A smile tilts my lips when I think of my father Michael Jauregui, and soccer. "He did. Playing soccer was his job." She's a smart little girl, but I'm not sure she would understand if i said he played professionally. "My uncles played with me as well."

"You have an uncle?" She asks, eyes wide.

"I do."

"I don't have one of those," she says looking over at her mom for clarification.

"No, sweetie,"  Camila says gently. "Mommy and Daddy are both only children, so you have no aunts or uncles."

"But I want them. Can we get some?" She asks, her innocence grabbing hold of my heart.

"It's not that easy, Em. Maybe one day."

"Fine." She grumbles, and I have to bite my tongue to keep from laughing.
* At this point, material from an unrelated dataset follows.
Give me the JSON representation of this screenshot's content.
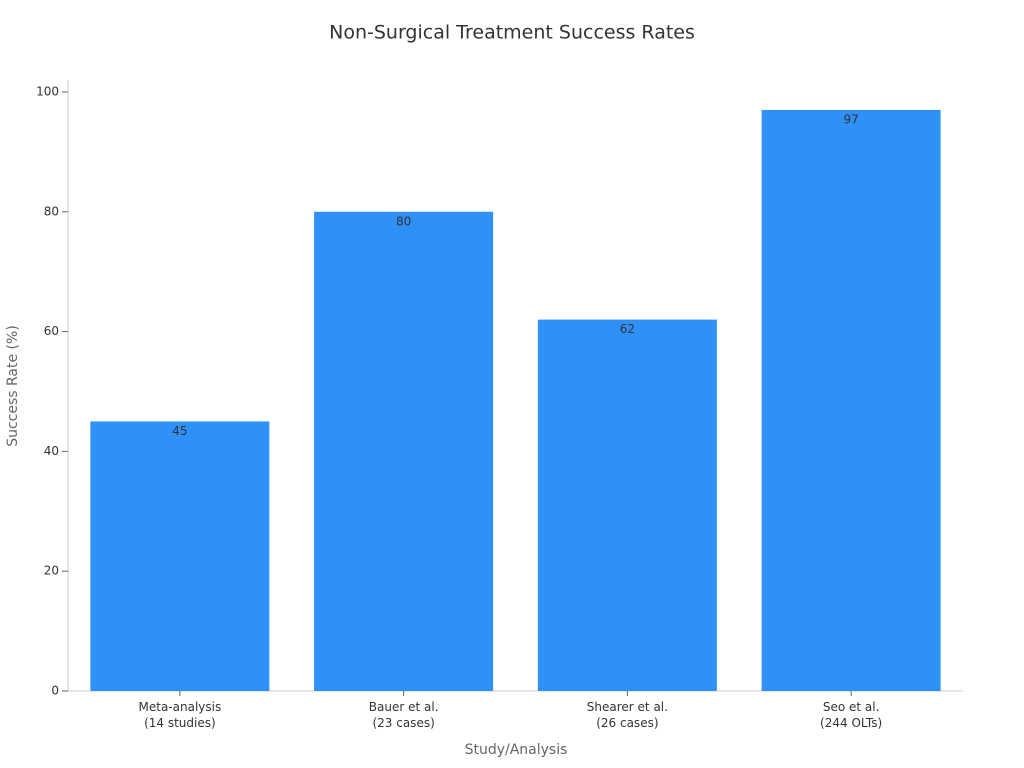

Little Emily Mendes reminds me so much of her mother.

"You ladies hungry?" I ask them.

"Starving," Emily says dramatically, dropping her shoulders as if she's been waiting days for me to offer her food.

"How about some pizza? There's a great place just down the street."

"I only like cheese on my pizza. That other stuff is nasty." She wrinkles her little nose.

"Cheese is it." I look over at Camila. "What do you say? Can I buy you ladies some dinner?"

She opens her mouth to protest, but Emily beats her to it. "Of course. Mommy says that when people do something nice for you, you say thank you and accept it. Thank you, Lo," she says, wrapping her arms around my leg in a hug. I smooth back some of her dark curls.

"What do you say, Camz?" I ask, holding my hand out for her.

She looks at me then to her daughter and back to me again. She exhales loudly, as if the words she's about speak pains her to say them. "Thank you, Lauren." Her voice is super sweet with a hint of sarcasm that her daughter doesn't pick up on. To my surprise, she takes my offered hand, and her palm fits against it as if we're two puzzle pieces meant to be together. With a smile on my face and a gorgeous girl on either side of me, we leave the stadium to get some cheese pizza.